Discussion in 'General Parenting' started by nlg319, Oct 15, 2007.

  1. nlg319

    nlg319 New Member

    for a neuropsychologist evaluation? difficult child#3 has had a neurological evaluation AND a psychological evaluation but I was going to schedule a neuropysch. I started thinking about it and wondered if it was too soon and I should wait until he is in kindergarten. Any ideas,comments??
  2. SomewhereOutThere

    SomewhereOutThere Well-Known Member

    No age is too young. I wish I'd known about NeuroPsychs before my son got into kindergarten. I would have had an evaluation at that time.
  3. SRL

    SRL Active Member

    5 is a good age. It would be ideal to do it and have all info back prior to starting kindergarten. In fact, IEP writing for kindergarten starts around April and May of the previous year for kids who have known issues or diagnosis's so I'd say this would be good timing.
  4. Stella Johnson

    Stella Johnson Active Member

    My difficult child was 5 when she had one. I don't think it's too young at all.

  5. nlg319

    nlg319 New Member

    Thanks for the input. I did schedule one this morning. He has had an IEP since he was 3 and started in the special needs preschool. I'll be looking forward to it.
  6. totoro

    totoro Mom? What's a GFG?

    K was 5 when her's was done also. I am so glad right now as I am getting ready for evaluation from school... just for the comparison.
  7. Marguerite

    Marguerite Active Member

    difficult child 3 was 4 when he had his first thorough evaluation. So was easy child 2/difficult child 2 (and all HE found was a genius IQ). With difficult child 3 - it was at a multidisciplinary centre and they gave us a very pessimistic prognosis, which he has been giving the lie to ever since. But their diagnosis - spot on.

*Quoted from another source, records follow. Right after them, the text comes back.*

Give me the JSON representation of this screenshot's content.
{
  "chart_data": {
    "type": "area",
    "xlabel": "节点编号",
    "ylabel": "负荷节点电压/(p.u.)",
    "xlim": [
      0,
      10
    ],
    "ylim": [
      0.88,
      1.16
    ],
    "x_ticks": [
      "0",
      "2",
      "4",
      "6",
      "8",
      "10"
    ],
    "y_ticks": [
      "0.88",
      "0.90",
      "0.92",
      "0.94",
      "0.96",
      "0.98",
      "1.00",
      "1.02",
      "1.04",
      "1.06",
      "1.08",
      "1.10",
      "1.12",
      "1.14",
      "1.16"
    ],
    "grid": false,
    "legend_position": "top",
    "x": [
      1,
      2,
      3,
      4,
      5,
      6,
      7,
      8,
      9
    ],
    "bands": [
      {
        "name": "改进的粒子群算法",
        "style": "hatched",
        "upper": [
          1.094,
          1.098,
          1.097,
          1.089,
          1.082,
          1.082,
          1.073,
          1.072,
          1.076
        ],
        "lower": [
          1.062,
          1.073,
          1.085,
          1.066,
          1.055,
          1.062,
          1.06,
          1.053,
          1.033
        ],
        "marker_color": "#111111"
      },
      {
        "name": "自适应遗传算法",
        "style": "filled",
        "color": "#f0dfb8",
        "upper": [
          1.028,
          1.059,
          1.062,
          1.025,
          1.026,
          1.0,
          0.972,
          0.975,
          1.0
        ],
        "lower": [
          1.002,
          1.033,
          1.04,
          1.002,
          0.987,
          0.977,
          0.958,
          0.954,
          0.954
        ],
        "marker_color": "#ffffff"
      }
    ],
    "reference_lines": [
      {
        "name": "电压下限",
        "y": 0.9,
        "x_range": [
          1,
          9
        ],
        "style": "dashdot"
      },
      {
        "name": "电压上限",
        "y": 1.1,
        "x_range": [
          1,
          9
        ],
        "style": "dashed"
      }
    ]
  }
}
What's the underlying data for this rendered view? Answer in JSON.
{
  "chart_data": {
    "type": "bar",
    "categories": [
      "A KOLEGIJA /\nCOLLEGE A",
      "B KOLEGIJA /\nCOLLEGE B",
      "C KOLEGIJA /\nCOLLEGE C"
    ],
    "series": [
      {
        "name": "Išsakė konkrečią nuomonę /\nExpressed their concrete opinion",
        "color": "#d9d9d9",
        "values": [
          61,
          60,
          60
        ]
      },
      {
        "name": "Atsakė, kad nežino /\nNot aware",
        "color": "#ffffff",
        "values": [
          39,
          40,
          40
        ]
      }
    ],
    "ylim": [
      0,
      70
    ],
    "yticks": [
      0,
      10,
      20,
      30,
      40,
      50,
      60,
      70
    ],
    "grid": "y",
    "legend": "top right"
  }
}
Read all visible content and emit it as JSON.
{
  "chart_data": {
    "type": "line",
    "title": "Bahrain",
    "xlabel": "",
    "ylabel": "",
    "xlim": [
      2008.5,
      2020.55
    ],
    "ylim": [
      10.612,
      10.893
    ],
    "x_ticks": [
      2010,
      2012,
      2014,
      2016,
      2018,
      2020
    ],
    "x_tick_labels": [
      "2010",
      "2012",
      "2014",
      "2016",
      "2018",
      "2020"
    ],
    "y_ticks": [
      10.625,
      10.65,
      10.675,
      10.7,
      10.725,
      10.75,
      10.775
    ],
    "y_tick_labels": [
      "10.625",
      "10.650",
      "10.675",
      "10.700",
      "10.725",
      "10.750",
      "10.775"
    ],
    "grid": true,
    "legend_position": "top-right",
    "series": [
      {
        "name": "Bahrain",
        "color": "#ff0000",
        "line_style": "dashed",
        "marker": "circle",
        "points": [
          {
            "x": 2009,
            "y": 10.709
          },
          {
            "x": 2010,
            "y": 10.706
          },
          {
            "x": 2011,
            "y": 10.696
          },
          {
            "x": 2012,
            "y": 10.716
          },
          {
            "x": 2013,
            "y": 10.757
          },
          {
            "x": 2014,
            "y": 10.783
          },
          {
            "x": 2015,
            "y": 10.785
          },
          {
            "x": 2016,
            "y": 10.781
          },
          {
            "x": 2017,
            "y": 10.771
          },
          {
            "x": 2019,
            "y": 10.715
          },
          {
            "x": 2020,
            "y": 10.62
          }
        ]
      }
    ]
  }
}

    Something to bear in mind - he probably will need (and get) numerous assessments over the years. They shouldn't be too frequent or too close together because otherwise a kid simply gets good at doing well on these tests and you get a false picture. However, an initial diagnosis can always help with understanding and getting support. Just keep an open mind and do not let it limit your child, if the child clearly seems more capable that you've been led to believe.

    Similarly, don't push a child harder than they are able to manage. We have an organisation here called Family Advocacy, they've given us useful advice. But when I was trying to get difficult child 3 access to some alternative to mainstream, I found this organisation has a big blind spot - they believe that all kids regardless of disability should be accommodated in mainstream and any attempt to move away from mainstream is undermining their "grand design". They got quite hostile with me, until I finally worked out what the problem was. And while I firmly agree that all kids should be able to have ACCESS to mainstream, it has to be recognised that it's not always the best place for them. Otherwise, why do we have wading pools? Larger pools which have a shallow end? Where do the babies go? Or the older kids who are scared of water, or who have difficulty swimming? If they are given access to an easier alternative, they are going to be better able to make the move to the 'big' pool when they have acquired the skills they need, in a gentler, safer place.

    From what I have seen on this site, it seems to be a fairly common thing in both the US and Australia - a private evaluation is likely to be more detailed and perhaps more 'honest'. A school evaluation always has some value, but you need to have access to the extra detail sometimes which school evaluations rarely do. We were able to take a school evaluation, though, and use it to springboard into a more detailed private one without having to duplicate a lot of the testing. It CAN work in tandem, but if you've already had a private evaluation done the school will thank you, you have saved them time and expense. This all helps your child get help that much faster.

    And it's good to know all this, BEFORE the child starts school, so the school can be ready.